Deprem sonrası Hürriyet’e konuşan Demirel, “Kıyamet günü geldi diye düşündüm. Hemen oyuncularımı düşündüm. Kimseye ulaşamadım. Hemen Burak Öksüz’ün evine gittik, enkazdan çıkarıldı. Bertuğ Yıldırım’ın durumu da iyi. Allah kimseye böyle bir acı yaşatmasın.” ifadelerini kullandı.


Volkan Demirel, “Ben yaşadığımı bilirim” diyordu. Onun ne yaşadığını az çok tahmin edebiliyoruz sadece. Hatta tahmin yürütmeye çalışıyoruz, ötesi yok, ötesi olmuyor. Futbol’daki yegâne ayrımın renklerden ibaret olduğunu görüyoruz onun sayesinde. Rekabetin yalnızca yeşil sahada kalması gerektiğini görüyoruz. Hâlbuki Fenerbahçe’nin efsane ismiydi o. Her ne kadar teknik direktörlüğe soyunmuş olsa da; adı her zaman “Fenerbahçe’nin Efsane Kaptanı” olarak anılmıştı ve anılmaya da devam edecekti. O Fenerbahçeli taraftarlara seslenmedi sadece.
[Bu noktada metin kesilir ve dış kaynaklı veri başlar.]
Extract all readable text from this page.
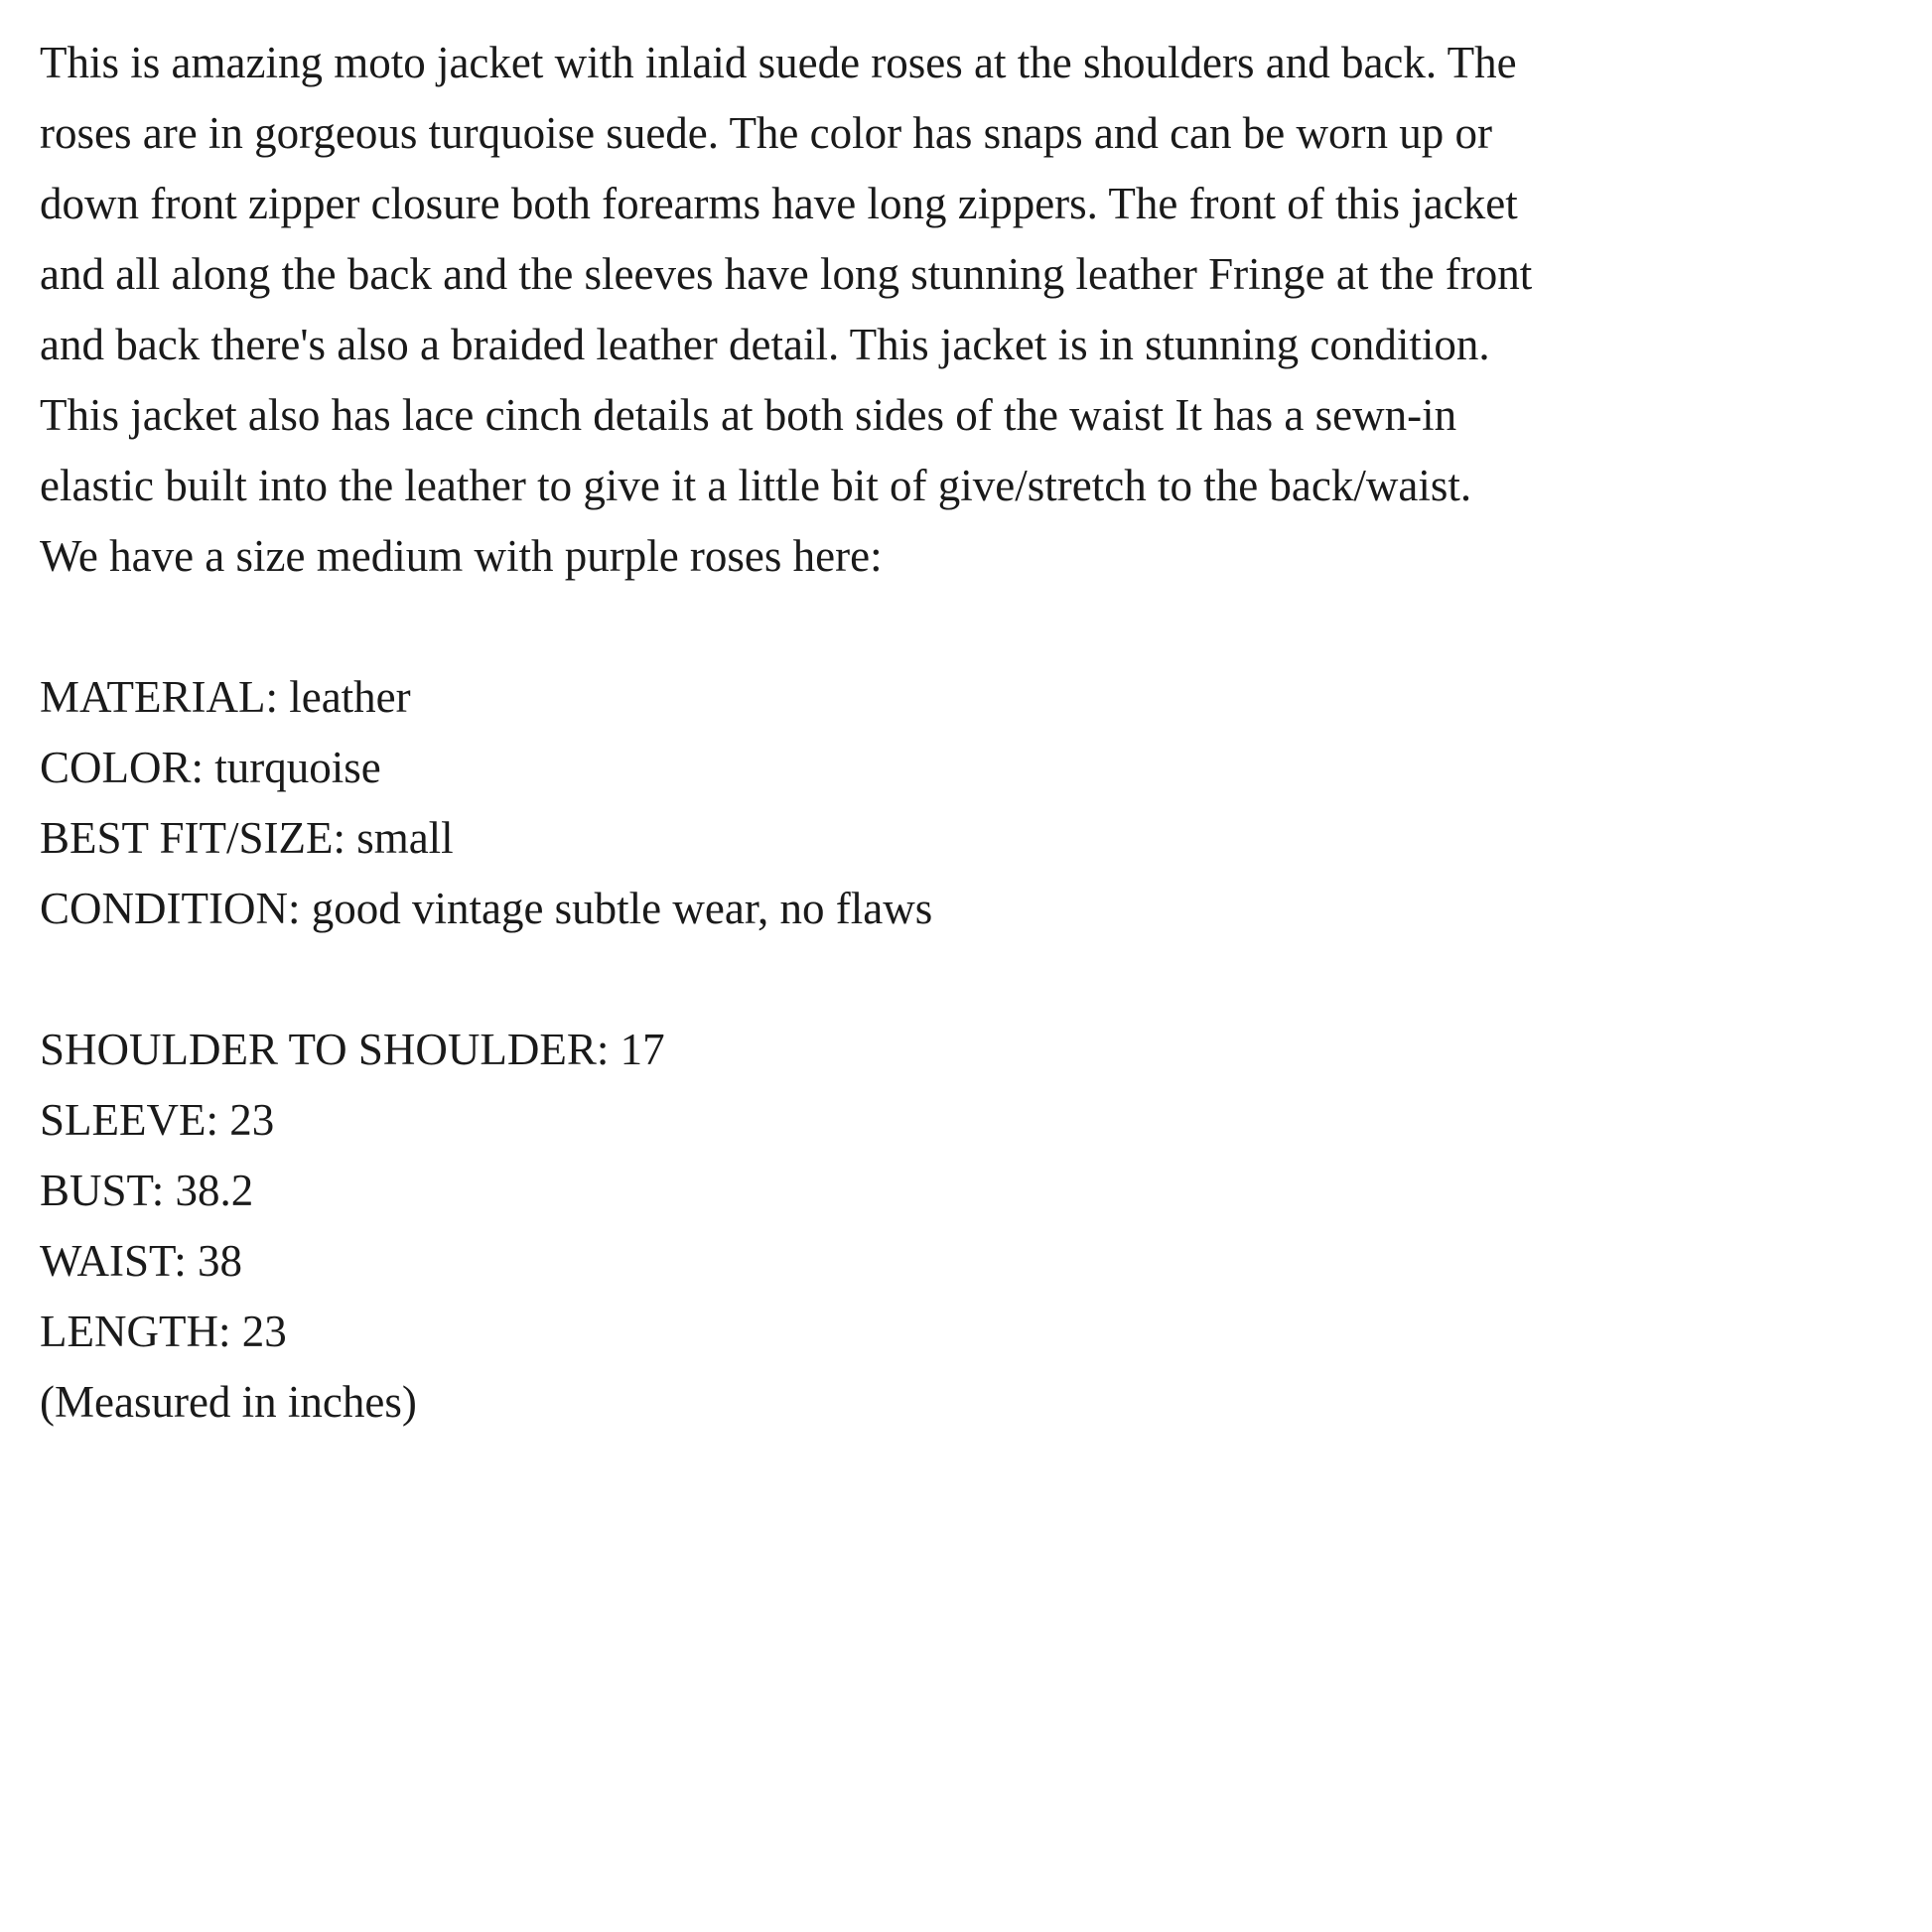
This is amazing moto jacket with inlaid suede roses at the shoulders and back. The
roses are in gorgeous turquoise suede. The color has snaps and can be worn up or
down front zipper closure both forearms have long zippers. The front of this jacket
and all along the back and the sleeves have long stunning leather Fringe at the front
and back there's also a braided leather detail. This jacket is in stunning condition.
This jacket also has lace cinch details at both sides of the waist It has a sewn-in
elastic built into the leather to give it a little bit of give/stretch to the back/waist.
We have a size medium with purple roses here:
MATERIAL: leather
COLOR: turquoise
BEST FIT/SIZE: small
CONDITION: good vintage subtle wear, no flaws
SHOULDER TO SHOULDER: 17
SLEEVE: 23
BUST: 38.2
WAIST: 38
LENGTH: 23
(Measured in inches)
Yahut onu yalnızca Fenerbahçeliler duymadı. Futbola gönül veren-vermeyen herkes Volkan Demirel’in yardım çağrısına açtı can kulağını. Belki de onun çağrısıydı, Türk futbol tarihine damgasını vurmuş 4 büyük takımın başkanlarını yan yana getiren.